Jake looked tired and frustrated, his expression intent. The temptation to run her hand over his hair in a gesture of comfort was nearly overwhelming. Instead she curled her fingers into her palm. She had a lot of things to worry about right now; Jake didn't need to be one of them. She rested her fingers on the pulse at her wrist. Fast. But fine. Just fine.

"Infrared?" she asked rhetorically, trying to make out what they were looking at. Each screen showed a different aspect of the surrounding woods in a dim, murky red glow.

She hoped to see Duchess, but there was no movement other than the wind in the trees and the steady fall of snow. Trying to identify each view, she moved down the length of the workstation to face the monitors head on.

"At night, infrared. During the day, normal view."

"Hmmm. You don't, by any chance, have any aspirin around, do you?"

"No." He gave her a piercing look. "Shoulder hurt?"

"Oh, my shoulder's fi— Yeah, it hurts a little."

"Can't hurt too badly if you can't figure out what hurts." Jake turned back to the screen.

Marnie stuck her tongue out at the back of his head. "What do you do if you get a headache? Bite down on a bullet?"

"I didn't used to
have
headaches."

One of the monitors showed the interior of Jake's cabin.

"Hmmm," she tried to keep the eagerness out of her voice. Moonlight through the window in the kitchen illuminated the edges of her sketch pad with its message to Jake. It was still propped up on the kitchen counter, where she'd left it this morning. It seemed a million years ago.

"How far away is that?"

Jake moved closer to see what she was looking at. "The cabin's directly above us."
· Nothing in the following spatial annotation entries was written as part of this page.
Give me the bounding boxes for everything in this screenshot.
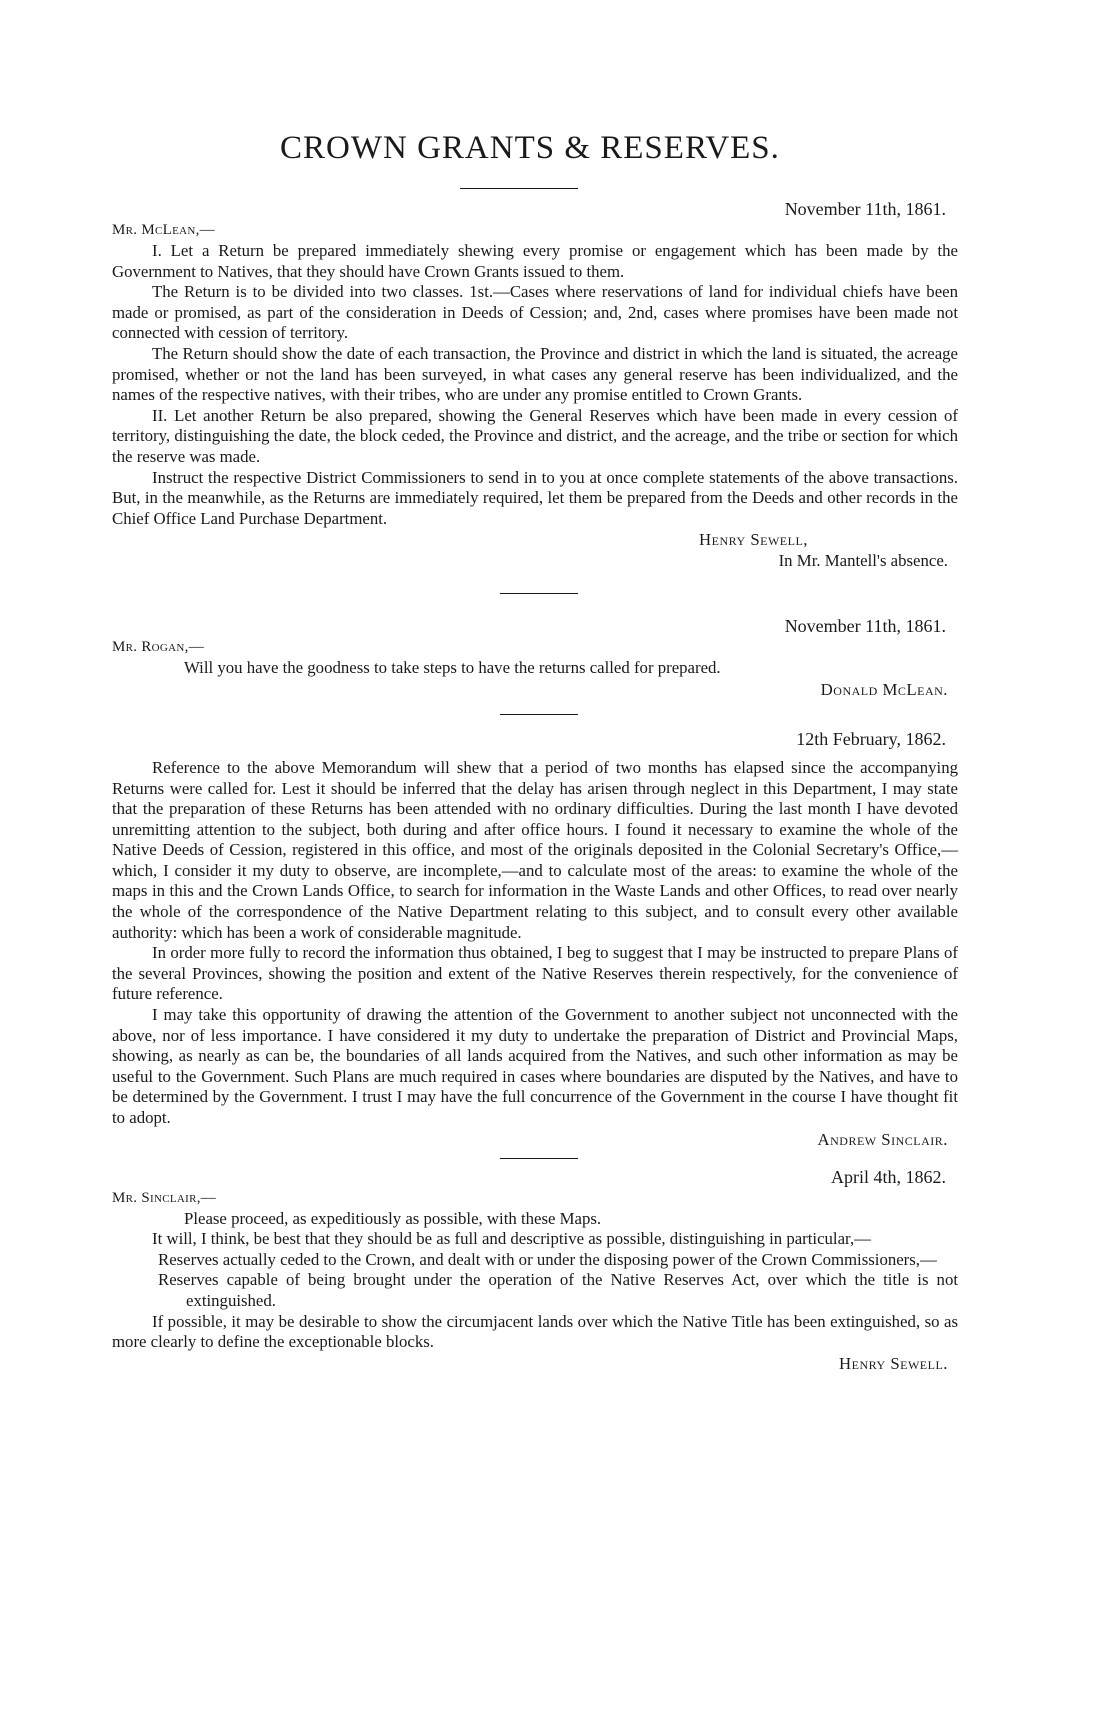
- memo-date: 12th February, 1862.: [796, 728, 946, 749]
- document-page: [112, 128, 958, 1374]
- memo-date: November 11th, 1861.: [784, 616, 946, 637]
- memo-date: April 4th, 1862.: [831, 1166, 946, 1187]
- title-divider: [460, 188, 578, 189]
- memo-addressee: Mr. Rogan,—: [112, 639, 205, 656]
- memo-signature-note: In Mr. Mantell's absence.: [778, 551, 948, 571]
- memo-paragraph: If possible, it may be desirable to show the circumjacent lands over which the Native Title has been extinguished, so as more clearly to define the exceptionable blocks.: [112, 1311, 958, 1352]
- memo-sinclair-1862: [112, 729, 958, 1150]
- memo-paragraph: It will, I think, be best that they should be as full and descriptive as possible, distinguishing in particular,—: [152, 1229, 871, 1249]
- memo-list-item: Reserves capable of being brought under the operation of the Native Reserves Act, over which the title is not extinguished.: [158, 1270, 958, 1310]
- memo-signature: Henry Sewell.: [839, 1353, 948, 1373]
- memo-mclean-1861: [112, 616, 958, 700]
- memo-paragraph: Will you have the goodness to take steps to have the returns called for prepared.: [184, 658, 721, 678]
- memo-date: November 11th, 1861.: [784, 199, 946, 219]
- memo-paragraph: Please proceed, as expeditiously as possible, with these Maps.: [184, 1208, 602, 1228]
- memo-paragraph: The Return should show the date of each transaction, the Province and district in which the land is situated, the acreage promised, whether or not the land has been surveyed, in what cases any general reserve has been individualized, and the names of the respective natives, with their tribes, who are under any promise entitled to Crown Grants.: [112, 343, 958, 405]
- memo-addressee: Mr. Sinclair,—: [112, 1189, 217, 1206]
- memo-paragraph: I. Let a Return be prepared immediately shewing every promise or engagement which has been made by the Government to Natives, that they should have Crown Grants issued to them.: [112, 241, 958, 281]
- memo-paragraph: In order more fully to record the information thus obtained, I beg to suggest that I may be instructed to prepare Plans of the several Provinces, showing the position and extent of the Native Reserves therein respectively, for the convenience of future reference.: [112, 943, 958, 1004]
- memo-list-item: Reserves actually ceded to the Crown, and dealt with or under the disposing power of the Crown Commissioners,—: [158, 1249, 937, 1269]
- memo-paragraph: I may take this opportunity of drawing the attention of the Government to another subject not unconnected with the above, nor of less importance. I have considered it my duty to undertake the preparation of District and Provincial Maps, showing, as nearly as can be, the boundaries of all lands acquired from the Natives, and such other information as may be useful to the Government. Such Plans are much required in cases where boundaries are disputed by the Natives, and have to be determined by the Government. I trust I may have the full concurrence of the Government in the course I have thought fit to adopt.: [112, 1005, 958, 1127]
- memo-paragraph: The Return is to be divided into two classes. 1st.—Cases where reservations of land for individual chiefs have been made or promised, as part of the consideration in Deeds of Cession; and, 2nd, cases where promises have been made not connected with cession of territory.: [112, 282, 958, 343]
- memo-paragraph: Reference to the above Memorandum will shew that a period of two months has elapsed since the accompanying Returns were called for. Lest it should be inferred that the delay has arisen through neglect in this Department, I may state that the preparation of these Returns has been attended with no ordinary difficulties. During the last month I have devoted unremitting attention to the subject, both during and after office hours. I found it necessary to examine the whole of the Native Deeds of Cession, registered in this office, and most of the originals deposited in the Colonial Secretary's Office,—which, I consider it my duty to observe, are incomplete,—and to calculate most of the areas: to examine the whole of the maps in this and the Crown Lands Office, to search for information in the Waste Lands and other Offices, to read over nearly the whole of the correspondence of the Native Department relating to this subject, and to consult every other available authority: which has been a work of considerable magnitude.: [112, 757, 958, 942]
- memo-signature: Donald McLean.: [820, 679, 948, 699]
- memo-sewell-1861: [112, 199, 958, 571]
- memo-signature: Henry Sewell,: [699, 530, 808, 550]
- document-title: CROWN GRANTS & RESERVES.: [280, 130, 780, 166]
- memo-paragraph: II. Let another Return be also prepared, showing the General Reserves which have been made in every cession of territory, distinguishing the date, the block ceded, the Province and district, and the acreage, and the tribe or section for which the reserve was made.: [112, 405, 958, 466]
- memo-paragraph: Instruct the respective District Commissioners to send in to you at once complete statements of the above transactions. But, in the meanwhile, as the Returns are immediately required, let them be prepared from the Deeds and other records in the Chief Office Land Purchase Department.: [112, 467, 958, 528]
- memo-addressee: Mr. McLean,—: [112, 222, 215, 238]
- memo-sewell-1862: [112, 1167, 958, 1374]
- memo-signature: Andrew Sinclair.: [817, 1129, 948, 1149]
Beneath the screen was a panel consisting of a series of flat buttons. As he punched out instructions the camera slowly panned the interior of the cabin. "Doesn't look like they've been in yet." He glanced at her. "With any luck the dog will get there first."

"But the entrance is miles away."

"The way we came isn't as far as you think. But she won't have to go that far. As long as she returns to the cabin, she'll be fine. There's another elevator behind the pantry."

She closed her eyes, thankful that the cabin and her things were this close.
There
, she told herself.
You were starting to get panicky for nothing
.

"Can I go up and get my backpack?" Marnie asked, casually, trying to keep the eagerness out of her voice with difficulty. "There are a couple of things in there I need."

Jake narrowed his eyes. "You don't need your lotions and potions. I'm not risking that they've already inventoried your cra— Yes! I see you, you son of a bitch," he said under his breath, gaze intent on the screen.

A blurred shape moved in a crouch toward the cabin twenty feet above their heads. "Come on in," Jake snarled as the figure was joined by another. He manipulated the camera.

The zoom motion didn't produce a clearer image, he zoomed back out again.